Schiavismo rosso pomodoro

immigrati_stagionali

 

Sono qui in gran parte con permesso di soggiorno e un contratto di lavoro i nuovi schiavi dell’immigrazionismo, lavorano per 4/5 euro e molti sono vittime del caporalato. Sono i nuovi schiavi ,detti anche ‘lavoratori stagionali’, presi dal grande bacino degli importati ad hoc per essere poi impiegati in tutta Italia, laddove servano e nei piu’ disparati settori.

In Basilicata, vengono usati e sfruttati nell’area del Vulture-Alto Bradano dove 300 aziende producono pomodoro su 1.500 ettari di terreno.

In Emilia Romagna vengono usati e sfruttati per la raccolta della frutta -nelle aziende agricole che ancora la raccolgono – visto che non conviene più a causa del ‘taglieggiamento’, ovvero quel mercato usuraio praticato dai centri di raccolta (i Cie della frutta) Terremerse degli Errani e Coop, i buonisti che  favoriscono l’immigrazione clandestina, pagando esattamente la metà dei reali costi di produzione dell’azienda, malgrado la ‘mano d’opera a basso costo e il versamento dei contributi sia ormai un optional.

La chiamano globalizzazione.
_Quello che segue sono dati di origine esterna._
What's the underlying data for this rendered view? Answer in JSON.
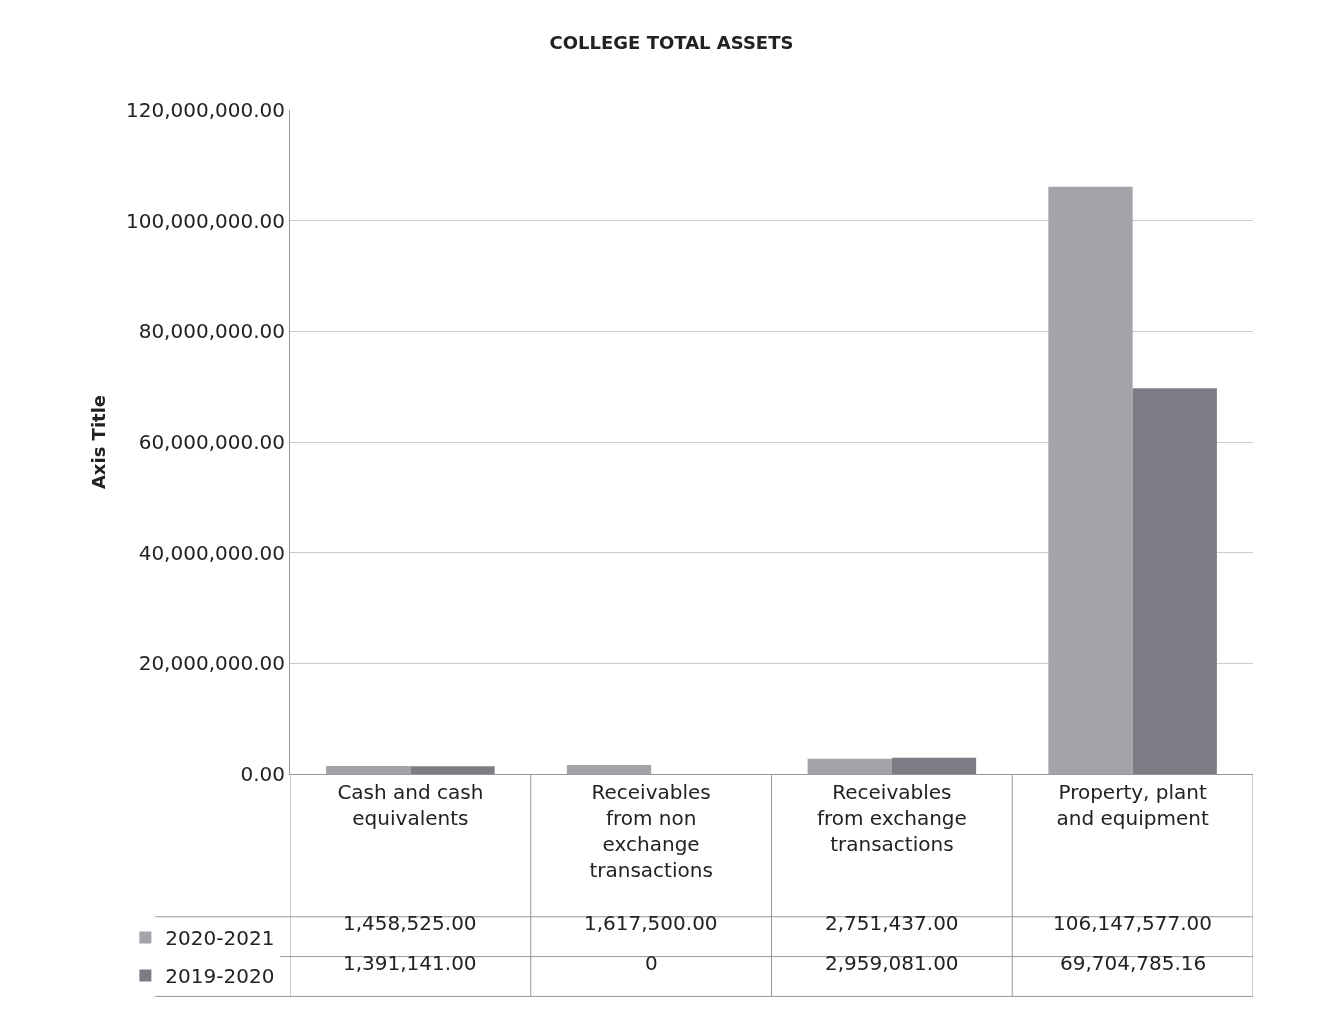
{
  "chart_data": {
    "type": "bar",
    "title": "COLLEGE TOTAL ASSETS",
    "ylabel": "Axis Title",
    "categories": [
      "Cash and cash equivalents",
      "Receivables from non exchange transactions",
      "Receivables from exchange transactions",
      "Property, plant and equipment"
    ],
    "series": [
      {
        "name": "2020-2021",
        "color": "#a3a3aa",
        "values": [
          1458525.0,
          1617500.0,
          2751437.0,
          106147577.0
        ],
        "value_labels": [
          "1,458,525.00",
          "1,617,500.00",
          "2,751,437.00",
          "106,147,577.00"
        ]
      },
      {
        "name": "2019-2020",
        "color": "#7c7c84",
        "values": [
          1391141.0,
          0,
          2959081.0,
          69704785.16
        ],
        "value_labels": [
          "1,391,141.00",
          "0",
          "2,959,081.00",
          "69,704,785.16"
        ]
      }
    ],
    "ylim": [
      0,
      120000000
    ],
    "yticks": [
      {
        "value": 0,
        "label": "0.00"
      },
      {
        "value": 20000000,
        "label": "20,000,000.00"
      },
      {
        "value": 40000000,
        "label": "40,000,000.00"
      },
      {
        "value": 60000000,
        "label": "60,000,000.00"
      },
      {
        "value": 80000000,
        "label": "80,000,000.00"
      },
      {
        "value": 100000000,
        "label": "100,000,000.00"
      },
      {
        "value": 120000000,
        "label": "120,000,000.00"
      }
    ],
    "grid": "y",
    "legend": "bottom left"
  }
}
I nuovi schiavi ‘rossi pomodoro’ sono tutti stranieri, vivono in casolari abbandonati o nelle tende. A Imola, tra l’Emilia e la Romagna vivono in migliaia tra ettari coltivati a frutteto e vigneto e questa estate durante, la raccolta della frutta, abbiamo visitato – a campione- una azienda agricola, prendendo atto che su 20 lavoratori impiegati, tre soli erano italiani di cui due pensionati e un giovane disoccupato, tutti gli altri erano albanesi.

I nuovi schiavi sono pagati al massimo 5 euro lordi all’ora. Da questa cifra molti di loro devono togliere le spese di viaggio (in Basilicata arrivano soprattutto dalla Campania) che incidono per almeno 1 ora di lavoro. Inoltre, c’è il pizzo del caporalato, ops, le royalties del manager come direbbero a Londra, insomma quella figura – quasi sempre un connazionale – che fa da link tra gli schiavi e i ‘datori di lavoro’ ed ha il compito di organizzare le squadre e il loro trasporto,  ‘guadagnando’ un tot a cassone.

Abbiamo provato a chiedere ad alcuni imprenditori agricoli: “perchè non fate lavorare i tantissimi disoccupati italiani?'”. La risposta è stata perentoria e già la conoscete: “non vogliono fare certi lavori”.  Forse perchè 5 euro sono pochi per un lavoro? Ribattiamo… La prontissima risposta: “e voi non credete che quello che i centri di raccolta (Terremerse in E.R. e le Coop) ci pagano, sia solo la metà dei costi di produzione?

Ad esempio? “Un prodotto tra i più coltivati nell’imolese è la pesca nettarina. Produrla ci costa dai 40 ai 45 centesimi di euro e sa quanto ci danno? Ci danno 22 centesimi!”. Quindi è la storiella del cane che si morde la coda…ribattiamo noi. “No! Non ci mordiamo la coda, ci mordiamo l’un l’altro come dei cani randagi”. Ovviamente le Istituzioni preposte non controllano e, se e quando lo fanno, chiudono un occhio; nella maggioranza dei casi li chiudono tutti e due.